Rice University scientists discover enzyme for precision molecular control

A team of scientists at Rice University has discovered a new enzyme with precision molecular control in directing specific molecules on how to arrange themselves right down to the angle of their individual hydrogen bonds that could lead to the development of better therapeutic options.

The new enzyme, named CtdP, is a part of the Diels-Alderase (DAase) family; a Rice University news release said. It is instrumental in driving the Diels-Alder reaction, a key method for synthesizing essential materials and pharmaceuticals.

The team, led by study co-author Xue Sherry Gao, detected the enzyme's impact on a molecule's spatial structure, also known as stereochemistry, according to the news release. She pointed out that even the smallest chance in stereochemistry could determine whether a compound works as a drug or a poison, highlighting the importance of CtdP.

“Very few DAases work like our enzyme and very strictly synthesize a chemical reaction that is impossible without it,” Xue said in the release. “We hope that our discovery will help develop biocatalysts that enable the production of useful pharmaceuticals in the near future.”
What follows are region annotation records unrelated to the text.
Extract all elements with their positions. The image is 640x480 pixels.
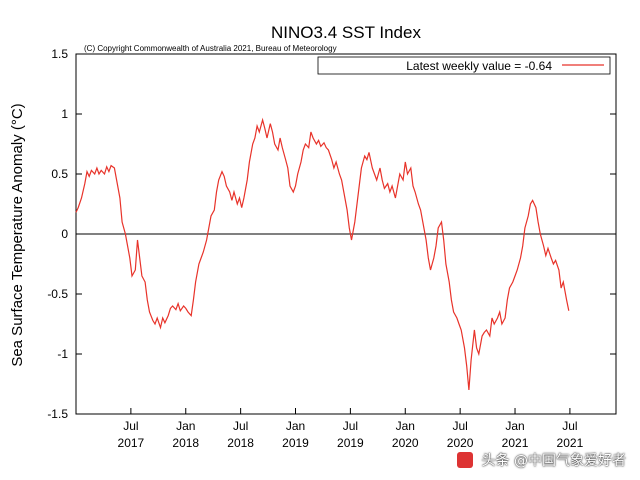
- y-tick-label: 1.5: [51, 47, 68, 61]
- x-tick-year: 2020: [447, 436, 474, 450]
- y-tick-label: -0.5: [47, 287, 68, 301]
- chart-title: NINO3.4 SST Index: [271, 23, 421, 42]
- y-tick-label: 0: [61, 227, 68, 241]
- x-tick-month: Jul: [123, 419, 138, 433]
- x-tick-month: Jan: [176, 419, 195, 433]
- x-tick-month: Jul: [562, 419, 577, 433]
- chart-subtitle: (C) Copyright Commonwealth of Australia …: [84, 44, 337, 53]
- x-tick-year: 2021: [557, 436, 584, 450]
- y-axis-label: Sea Surface Temperature Anomaly (°C): [9, 103, 26, 366]
- x-tick-month: Jul: [452, 419, 467, 433]
- x-tick-year: 2021: [502, 436, 529, 450]
- sst-anomaly-line: [75, 117, 570, 391]
- x-tick-month: Jul: [343, 419, 358, 433]
- x-tick-year: 2018: [172, 436, 199, 450]
- x-tick-year: 2020: [392, 436, 419, 450]
- y-tick-label: 1: [61, 107, 68, 121]
- toutiao-logo-icon: [457, 452, 474, 468]
- x-tick-month: Jan: [505, 419, 524, 433]
- x-tick-year: 2019: [337, 436, 364, 450]
- legend-label: Latest weekly value = -0.64: [406, 59, 552, 73]
- y-tick-label: -1.5: [47, 407, 68, 421]
- watermark: 头条 @中国气象爱好者: [457, 450, 626, 470]
- watermark-text: 头条 @中国气象爱好者: [481, 453, 626, 469]
- x-tick-year: 2018: [227, 436, 254, 450]
- x-tick-month: Jan: [286, 419, 305, 433]
- x-axis: Jul 2017 Jan 2018 Jul 2018 Jan 2019 Jul 2019 Jan 20…: [118, 408, 584, 450]
- x-tick-year: 2017: [118, 436, 145, 450]
- y-tick-label: -1: [57, 347, 68, 361]
- legend: Latest weekly value = -0.64: [317, 56, 611, 75]
- legend-box: [317, 56, 611, 75]
- y-tick-label: 0.5: [51, 167, 68, 181]
- x-tick-year: 2019: [282, 436, 309, 450]
- x-tick-month: Jan: [396, 419, 415, 433]
- x-tick-month: Jul: [233, 419, 248, 433]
The study, which was published in Nature Chemistry, highlights the Diels-Alder reaction, which was first noted in research by Otto Diels and Kurt Alder and Otto Diels in 1928 and ultimately earned them the 1950 Nobel Prize in Chemistry; according to the release. The reaction is important because it drives the formation of cyclic ring structure that can be found in a number of naturally occurring compounds that have medical applications.

Xue’s team realized that the precision control over the 3D molecular structure can be challenging in Diels-Alder reactions, leading them to look into CtdP, according to the release. They were interested in the idea that a fungal organism could synthesize the 21R-citrinadin A molecule with a single configuration from four options.
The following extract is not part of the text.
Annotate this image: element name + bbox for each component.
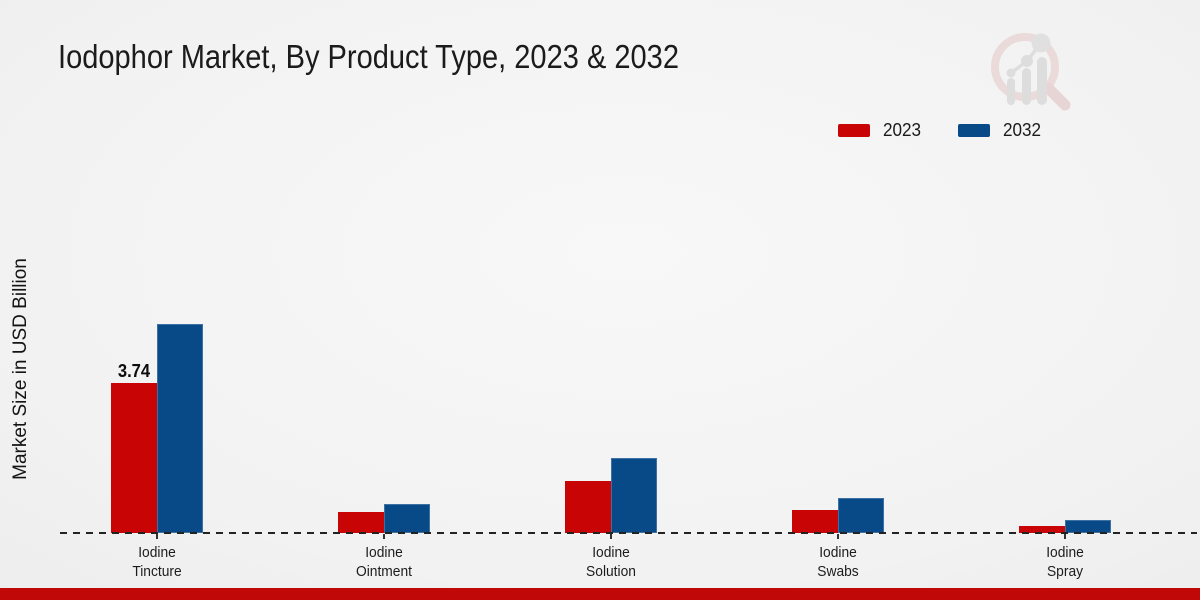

Xue set out to uncover how living organisms might demonstrate precise stereochemical control, factoring in just how hard it is to repeat the same result through organic synthesis. The discovery of CtdP proved to be the lynchpin that ensures the required stereochemical control during chemical reaction.

The release noted that the unique mechanism of CtdP makes it different from other DAases. CtdP prepares the substrate and converts nicotinamide adenine dinucleotide phosphate (NADP+) into a reduced form known as NADPH, which is instrumental for driving the Diels-Alder reaction.

The release also noted that the new enzyme also is a driver that rigidly synthesizes a chemical reaction that would not be possible otherwise, and the discovery could ultimately lead to the development of new pharmaceuticals to treat diseases.

Xue is the T.N. Law assistant professor of chemical and biomolecular engineering and assistant professor of bioengineering and chemistry at Rice University, according to the release. She earned the CAREER Award from the National Science Foundation in 2022 for her contributions to the field.

The research was supported by the University of Michigan, the National Institutes of Health and the Robert A. Welch Foundation; with computational resources from the National Science Foundation, the UCLA Institute for Digital Research and Education, the San Diego Supercomputing Center and D.E. Shaw Research; the release said.